Does anyone have any pointers for finding GDI object usage in WinDbg.
Alternatively, I do have access to the failing program (and its stress testing suite) so I can reproduce on a running system if you know of any 'live' debugging tools for XP and Vista (or Windows 2000 though this is not our target).
I've spent the last week working on a GDI leak finder tool. We also perform regular stress testing and it never lasted longer than a day's worth w/o stopping due to user/gdi object handle overconsumption.
My attempts have been pretty successful as far as I can tell. Of course, I spent some time beforehand looking for an alternative and quicker solution. It is worth mentioning, I had some previous semi-lucky experience with the GDILeaks tool from msdn article mentioned above. Not to mention that i had to solve a few problems prior to putting it to work and this time it just didn't give me what and how i wanted it. The downside of their approach is the heavyweight debugger interface (it slows down the researched target by orders of magnitude which I found unacceptable). Another downside is that it did not work all the time - on some runs I simply could not get it to report/compute anything! Its complexity (judging by the amount of code) was another scare-away factor. I'm not a big fan of GUIs, as it is my belief that I'm more productive with no windows at all ;o). I also found it hard to make it find and use my symbols.
One more tool I used before setting on to write my own, was the leakbrowser.

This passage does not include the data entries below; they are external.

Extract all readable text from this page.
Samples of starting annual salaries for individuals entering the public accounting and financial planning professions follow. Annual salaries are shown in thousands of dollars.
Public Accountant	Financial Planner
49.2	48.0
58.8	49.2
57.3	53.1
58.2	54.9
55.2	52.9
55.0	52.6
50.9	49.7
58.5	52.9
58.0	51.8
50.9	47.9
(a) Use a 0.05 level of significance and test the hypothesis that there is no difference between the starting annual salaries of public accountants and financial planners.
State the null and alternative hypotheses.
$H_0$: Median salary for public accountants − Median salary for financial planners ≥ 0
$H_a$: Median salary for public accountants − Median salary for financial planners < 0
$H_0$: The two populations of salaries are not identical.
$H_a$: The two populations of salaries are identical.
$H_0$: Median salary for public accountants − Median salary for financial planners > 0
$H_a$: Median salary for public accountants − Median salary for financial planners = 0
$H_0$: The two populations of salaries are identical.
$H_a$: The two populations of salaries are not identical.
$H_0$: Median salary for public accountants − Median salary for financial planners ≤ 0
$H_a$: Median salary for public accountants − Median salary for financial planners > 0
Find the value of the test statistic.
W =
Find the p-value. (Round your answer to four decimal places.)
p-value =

Anyways, I finally settled on an iterative approach to achieve following goals:
minor performance penalties
implementation simplicity
non-invasiveness (used for multiple products)
relying on as much available as possible
I used detours (non-commercial use) for core functionality (it is an injectible DLL). Put Javascript to use for automatic code generation (15K script to gen 100K source code - no way I code this manually and no C preprocessor involved!) plus a windbg extension for data analysis and snapshot/diff support.
To tell the long story short - after I was finished, it was a matter of a few hours to collect information during another stress test and another hour to analyze and fix the leaks.
I'll be more than happy to share my findings.
P.S. some time did I spend on trying to improve on the previous work. My intention was minimizing false positives (I've seen just about too many of those while developing), so it will also check for allocation/release consistency as well as avoid taking into account allocations that are never leaked.
Edit: Find the tool here
There was a MSDN Magazine article from several years ago that talked about GDI leaks. This points to several different places with good information.
In WinDbg, you may also try the !poolused command for some information.
Finding resource leaks in from a crash dump (post-mortem) can be difficult -- if it was always the same place, using the same variable that leaks the memory, and you're lucky, you could see the last place that it will be leaked, etc. It would probably be much easier with a live program running under the debugger.
You can also try using Microsoft Detours, but the license doesn't always work out. It's also a bit more invasive and advanced.
I have created a Windbg script for that. Look at the answer of
Command to get GDI handle count from a crash dump
To track the allocation stack you could set a ba (Break on Access) breakpoint past the last allocated GDICell object to break just at the point when another GDI allocation happens. That could be a bit complex because the address changes but it could be enough to find pretty much any leak.